|
Milletimizin tekrar dirilmesi

Mükrimin Halil Bey'in (Yinanç) İslam Ansiklopedisi'ne yazdığı bilhassa Akkoyunlar, Bayezıd, Cihanşah, Danişmentler ve Diyarbakır makaleleri şapka çıkartılacak metinlerdir. Faruk Kadri Timurtaş, Diyarbakır maddesi için bakınız şöyle diyor:



'Tarihi vakaların bir şehre bağlı olarak çok güzel örneği olan Diyarbakır maddesi gibi bir araştırmayı meydana getirmek herkesin kârı değildir…'



Bu makaleleri yazmak gerçekten bir tarih nosyonu ister. Aslında biz Mükrimin Halil Bey'i hiç tanımıyorduk; onu Marmara'ya veya Laleli'de bulunan Acem'in kahvesine gelen, emekliliği yakın bir profesör olduğunu düşünüyorduk!



***



Meslektaşı olan Faruk Sümer'in onun hakkında yazdıkları ise şöyledir:



'M.H. Yinanç, dünya tarihinin ana hatlarını gayet iyi bilen bir âlimdi. İslam tarihini, Arap boy ve oymaklarını ve bunlara mensup meşhur kişileri de çok iyi biliyordu. Bu sahalarda birinci sınıf bir mütehassıs idi... Çok yakından meşgul olduğu ilim sahası ise Orta Çağ İslam Tarihi ve bilhassa Orta Çağ Türkiye Tarihi idi. Bu konuda kırk yıldan fazla bir zaman çalışarak pek çok ve pek kıymetli malzeme toplamıştır ki, bu dünyada pek az ilim adamının erişmiş olduğu bir başarıdır. Bu kıymetli malzeme, dikkatle ve itina ile yazılmış olarak, sayısı yüzü geçen defterlerde bulunmaktadır ki, bunların yayınlanması ilim âlemi için pek büyük bir kazanç olacaktır.'



Bu yazılanların kesinlikle abartı olduğunu zannetmiyorum.
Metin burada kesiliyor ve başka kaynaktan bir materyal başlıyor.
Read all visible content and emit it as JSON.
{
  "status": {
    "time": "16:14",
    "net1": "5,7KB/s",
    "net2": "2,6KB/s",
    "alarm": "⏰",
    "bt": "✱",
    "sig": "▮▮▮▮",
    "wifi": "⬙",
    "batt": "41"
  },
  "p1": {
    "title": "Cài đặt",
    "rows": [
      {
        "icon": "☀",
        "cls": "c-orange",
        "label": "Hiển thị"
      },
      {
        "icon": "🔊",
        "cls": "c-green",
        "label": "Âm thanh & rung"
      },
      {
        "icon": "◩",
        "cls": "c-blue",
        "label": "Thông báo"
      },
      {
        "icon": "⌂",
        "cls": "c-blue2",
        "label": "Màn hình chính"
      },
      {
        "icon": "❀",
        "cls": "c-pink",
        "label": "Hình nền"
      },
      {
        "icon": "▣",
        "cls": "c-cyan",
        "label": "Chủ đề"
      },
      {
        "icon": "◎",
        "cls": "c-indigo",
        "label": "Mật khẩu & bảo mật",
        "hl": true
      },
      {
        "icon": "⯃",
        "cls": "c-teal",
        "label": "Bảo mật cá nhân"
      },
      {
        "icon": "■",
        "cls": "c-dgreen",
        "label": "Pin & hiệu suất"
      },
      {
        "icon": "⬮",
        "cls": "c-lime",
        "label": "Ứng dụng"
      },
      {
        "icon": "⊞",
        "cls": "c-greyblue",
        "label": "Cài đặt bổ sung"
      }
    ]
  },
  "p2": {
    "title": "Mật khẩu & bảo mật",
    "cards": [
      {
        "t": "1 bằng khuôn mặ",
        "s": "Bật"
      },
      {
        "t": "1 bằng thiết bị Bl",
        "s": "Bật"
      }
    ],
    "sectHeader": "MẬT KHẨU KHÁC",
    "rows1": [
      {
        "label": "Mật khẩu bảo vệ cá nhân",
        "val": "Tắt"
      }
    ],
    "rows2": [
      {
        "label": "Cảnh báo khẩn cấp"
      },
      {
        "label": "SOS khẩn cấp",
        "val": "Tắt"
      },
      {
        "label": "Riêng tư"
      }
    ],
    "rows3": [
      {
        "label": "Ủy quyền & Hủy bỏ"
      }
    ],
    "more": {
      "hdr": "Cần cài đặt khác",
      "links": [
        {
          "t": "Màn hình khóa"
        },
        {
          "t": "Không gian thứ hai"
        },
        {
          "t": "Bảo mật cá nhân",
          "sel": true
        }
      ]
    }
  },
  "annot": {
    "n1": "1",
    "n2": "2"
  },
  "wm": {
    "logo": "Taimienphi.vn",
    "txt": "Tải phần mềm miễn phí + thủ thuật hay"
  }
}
Ömer Hakan Özalp'in yazdığı 'Tarihe Adanmış Bir Ömür: Ord. Prof. Mükrimin Halil Yinanç' adlı kitabı elime geçti. Bundan da anlaşılıyor ki hocamız hakkında bir vakıf kurulmuştur. Bu vakfı ortaya çıkaranlara teşekkür etmeyi bir borç biliyorum. Hocamızın emekleri üniversitede kaybolur; bunları memleketin ilim âlemine duyurmak lâzımdır. İşte vakıflarda bunun için vardır.



***



Hocamız, Türk milletine gönülden bağlıydı. Bazen şöyle derdi:



'Türk milletinin çobanında bile mizah vardır, eşkıyası bile merhametlidir…'



Irkçı değildi, fakat milliyetçi idi. Milletimizin tarihi harsını gayet iyi biliyordu. Bir adamı kesinlikle suçlamazdı; ama ne yaptığına, ideallerine bakardı. Tarihimizi bir bütün olarak görüyordu. Mesela bizim tarihimizde Hunların içinde Gorlar vardır; bu Gorlar bir ırk değildir, milletimizin bir boyudur, yani öz evladıdır. Bu Gorların Beyi Alp Urungu, kendilerinin de Türk milletine mensup olduğunu söylüyordu. Bunlar kimin atasıdır? Ayrıca Balkanlarda Goralar bulunmaktadır; bunlar kimin soyundan gelmektedir?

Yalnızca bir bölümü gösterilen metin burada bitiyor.